Si tratta di un film sofisticato, complicato, importante. Sofisticato perché il regista deve gestire una sceneggiatura ricca di elementi controversi, mutevoli, tutti concentrati sulle spalle dei personaggi che evidenziano tutti notevoli capacità recitative. Complicato perché affronta un tema, quello delle libertà individuali, in particolare il rapporto omosessuale, che ancora richiede molto lavoro per essere correttamente accettato e condiviso. Infine, importante perché affronta la difficile convivenza tra dogma religioso e vita quotidiana. 

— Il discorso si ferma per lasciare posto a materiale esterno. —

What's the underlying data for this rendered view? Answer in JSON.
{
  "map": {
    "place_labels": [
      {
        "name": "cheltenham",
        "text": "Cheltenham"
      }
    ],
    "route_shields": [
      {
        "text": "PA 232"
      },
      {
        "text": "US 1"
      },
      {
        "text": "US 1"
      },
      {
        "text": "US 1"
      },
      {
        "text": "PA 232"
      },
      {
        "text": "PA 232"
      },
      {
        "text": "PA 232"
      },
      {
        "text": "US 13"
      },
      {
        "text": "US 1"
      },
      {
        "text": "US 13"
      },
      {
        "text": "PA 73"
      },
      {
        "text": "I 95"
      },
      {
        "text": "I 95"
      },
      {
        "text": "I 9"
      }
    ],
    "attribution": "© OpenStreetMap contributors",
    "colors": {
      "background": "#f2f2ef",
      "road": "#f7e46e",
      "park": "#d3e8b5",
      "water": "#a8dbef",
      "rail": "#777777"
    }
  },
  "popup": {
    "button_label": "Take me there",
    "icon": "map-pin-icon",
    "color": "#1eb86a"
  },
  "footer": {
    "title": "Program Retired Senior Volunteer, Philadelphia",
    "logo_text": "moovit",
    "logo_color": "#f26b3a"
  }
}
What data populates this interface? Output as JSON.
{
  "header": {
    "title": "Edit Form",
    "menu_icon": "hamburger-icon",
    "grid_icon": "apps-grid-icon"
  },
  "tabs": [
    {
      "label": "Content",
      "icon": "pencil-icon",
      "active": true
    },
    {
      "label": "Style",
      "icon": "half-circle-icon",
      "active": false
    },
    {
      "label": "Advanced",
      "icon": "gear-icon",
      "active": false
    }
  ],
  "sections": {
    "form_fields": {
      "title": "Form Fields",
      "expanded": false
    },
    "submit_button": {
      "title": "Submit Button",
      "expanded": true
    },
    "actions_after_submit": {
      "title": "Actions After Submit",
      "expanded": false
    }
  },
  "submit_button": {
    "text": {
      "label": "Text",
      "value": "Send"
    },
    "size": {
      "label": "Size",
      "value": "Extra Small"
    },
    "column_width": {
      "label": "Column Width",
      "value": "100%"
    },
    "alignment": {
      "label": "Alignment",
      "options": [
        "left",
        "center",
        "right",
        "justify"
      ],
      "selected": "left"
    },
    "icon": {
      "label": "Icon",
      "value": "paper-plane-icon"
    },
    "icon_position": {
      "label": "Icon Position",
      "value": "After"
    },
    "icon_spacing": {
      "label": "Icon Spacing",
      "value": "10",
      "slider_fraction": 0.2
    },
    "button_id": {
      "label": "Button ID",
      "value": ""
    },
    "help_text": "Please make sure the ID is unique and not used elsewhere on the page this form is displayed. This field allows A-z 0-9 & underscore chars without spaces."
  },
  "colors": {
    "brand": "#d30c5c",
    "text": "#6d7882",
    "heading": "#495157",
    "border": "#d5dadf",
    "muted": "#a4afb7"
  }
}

Il regista cileno, già premiato con l’Oscar, non molto noto sugli schermi italiani, realizza un film che merita la visione, non fosse altro perché ci propone un modello stilistico e narrativo anomalo rispetto al panorama italiano, spesso preda di facili scorciatoie verso la commedia leggera e di costume pure quando vuole affrontare argomenti difficili.  

GLI ALTRI FILM IN SALA

Proponiamo, inoltre, altri tre titoli, ancora per pochi giorni nelle sale. Il primo è In viaggio con Adele, opera prima di Alessandro Capitani con un Alessandro Haber, evergreen consolidato, e la giovane Sara Serraiocco. Si tratta del genere film “on the road” che pure in Italia ha avuto la sua fortuna (vedi Carlo Verdone e Alberto Sordi). La storia è quella di una ragazza con una sindrome deficitaria di comportamento e del padre che scopre in modo inaspettato di avere una figlia frutto di una relazione ormai dimenticata. Il racconto si svolge leggero, quasi impalpabile, tocca corde delicate (il disagio mentale, il rapporto padre-figlia, immagini di un Sud del Paese degradato) ma non le suona con il tono corretto. Forse troppo leggero.

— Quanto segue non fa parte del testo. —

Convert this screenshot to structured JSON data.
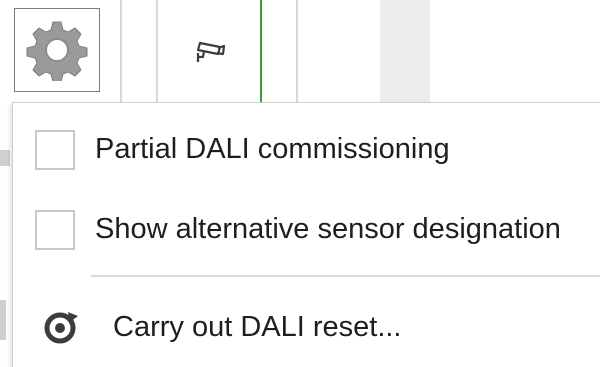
{
  "toolbar": {
    "settings_icon": "gear-icon",
    "camera_icon": "camera-icon"
  },
  "menu": {
    "items": [
      {
        "label": "Partial DALI commissioning",
        "checked": false,
        "type": "checkbox"
      },
      {
        "label": "Show alternative sensor designation",
        "checked": false,
        "type": "checkbox"
      },
      {
        "label": "Carry out DALI reset...",
        "icon": "reset-icon",
        "type": "action"
      }
    ]
  },
  "colors": {
    "accent_green": "#3a9a3a",
    "icon_dark": "#3c3c3c",
    "gear_grey": "#9a9a9a"
  }
}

Il secondo è Soldado, la pellicola tanto attesa di Stefano Sollima, già noto e affermato regista della fortunata serie di Gomorra e successivamente di Suburra. Solito action movie alla frontiera tra Messico e Stati Uniti, solita guerra tra Governo federale USA e bande criminali, solite azioni più o meno movimentate tra sparatorie e dispiegamento di mezzi militari. Non sempre è chiaro chi sono i buoni e chi i cattivi. Nulla a che vedere con il precedente Sicario, sulla stessa trama. Finale a sorpresa: dichiarato il sequel. Per gli appassionati del genere è un film di mezzo: mezza riga oltre il costo del biglietto.

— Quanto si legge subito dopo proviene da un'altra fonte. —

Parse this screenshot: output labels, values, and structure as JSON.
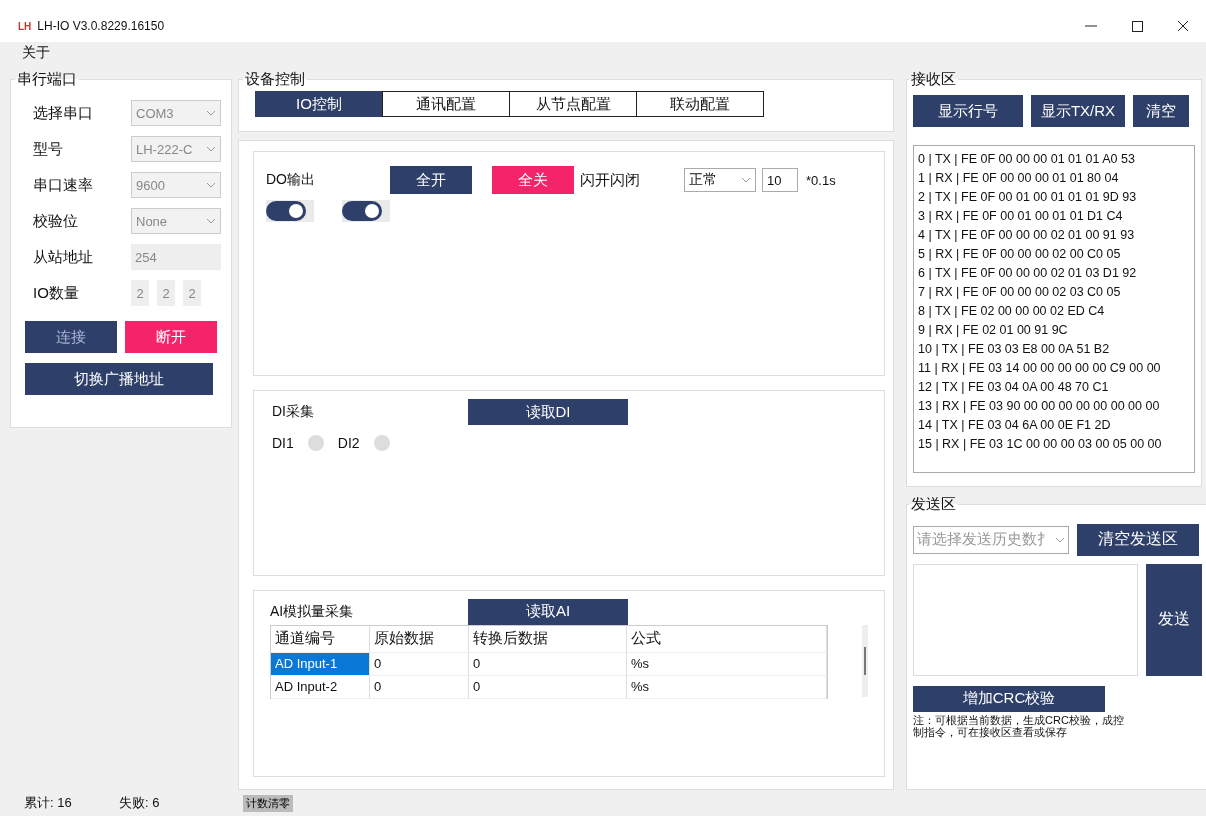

Il terzo film Fahrenheit 11/9 in verità è un documentario e appartiene a quel filone di pellicole politiche di grande importanza. Dopo il successo del precedente Fahrenheit 9/11 questa volta Michael Moore inverte i numeri e ci parla dell’ascesa al potere di Donald Trump, avvenuta con il suo insediamento alla Casa Bianca il 9 novembre del 2016. Come suo solito, Moore non fa sconti a nessuno, tantomeno a chi si suppone avrebbe potuto o dovuto opporsi politicamente alla sua elezione, in testa i democratici e tra loro, in primis, Barack Obama e Hillary Clinton.  Si potrà essere d’accordo o meno con le tesi e i ragionamenti proposti da Moore, ma indubbiamente alcuni tra i temi proposti lasciano il segno  come, ad esempio, il sistema elettorale USA dove chi ottiene più voti non governa e dove oltre il 50% dell’elettorato non si reca alle urne. Qualcosa, almeno per i nostri occhi, non funziona. Da vedere e ricordare.